An Italian court has slashed a fine against Amazon, reducing the €1.13 billion penalty imposed by the country’s competition authority in 2021 for abusing its top market position.
The Lazio Regional Administrative Court confirmed on Tuesday that Amazon restricted competition in Italy’s e-commerce logistics sector.
However, it ruled that the Italian Antitrust Authority (AGCM) had wrongly applied a discretionary 50% surcharge to the original figure. The judges said the regulator failed to adequately justify why Amazon’s global turnover should trigger such an increase.

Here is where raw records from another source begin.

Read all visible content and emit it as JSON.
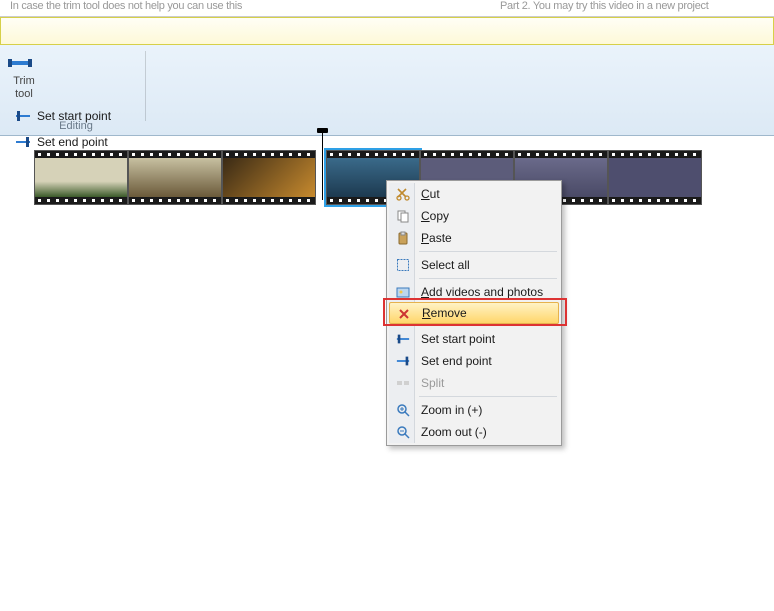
{
  "top_strip": {
    "left_text": "In case the trim tool does not help you can use this",
    "right_text": "Part 2. You may try this video in a new project"
  },
  "ribbon": {
    "trim_tool_label_line1": "Trim",
    "trim_tool_label_line2": "tool",
    "set_start_label": "Set start point",
    "set_end_label": "Set end point",
    "group_caption": "Editing"
  },
  "context_menu": {
    "cut": "Cut",
    "copy": "Copy",
    "paste": "Paste",
    "select_all": "Select all",
    "add_media": "Add videos and photos",
    "remove": "Remove",
    "set_start": "Set start point",
    "set_end": "Set end point",
    "split": "Split",
    "zoom_in": "Zoom in",
    "zoom_in_hint": "(+)",
    "zoom_out": "Zoom out",
    "zoom_out_hint": "(-)"
  }
}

Although the court did not provide a revised figure, removing the surcharge would bring the penalty closer to €750 million, according to calculations cited by Reuters. Amazon has yet to respond to the ruling.
The fine, handed down in December 2021, was one of the toughest sanctions ever imposed on a U.S. tech giant in Europe. Regulators accused Amazon of favouring its own logistics service, Fulfilment by Amazon (FBA), at the expense of independent providers.
Sellers who chose FBA were reportedly rewarded with better visibility and access to Prime benefits, tilting the playing field in Amazon’s favour.
The court’s decision preserves the core finding of Amazon being engaged in anti-competitive issues. What it does change is the financial weight of the punishment.
In striking out the surcharge, the ruling exposes a weakness in how competition regulators calculate penalties against multinational corporations with revenues that far exceed the scale of their local operations.
Across Europe, Amazon is still facing some issues. Authorities in Germany, France and at the European Commission have launched similar investigations, many centred on platform self-preferencing, data use, and unfair treatment of third-party sellers.
The case reveals that European regulators are determined to hold Big Tech accountable, and applying financial penalties in proportion to global tech revenues is still legally and politically complex.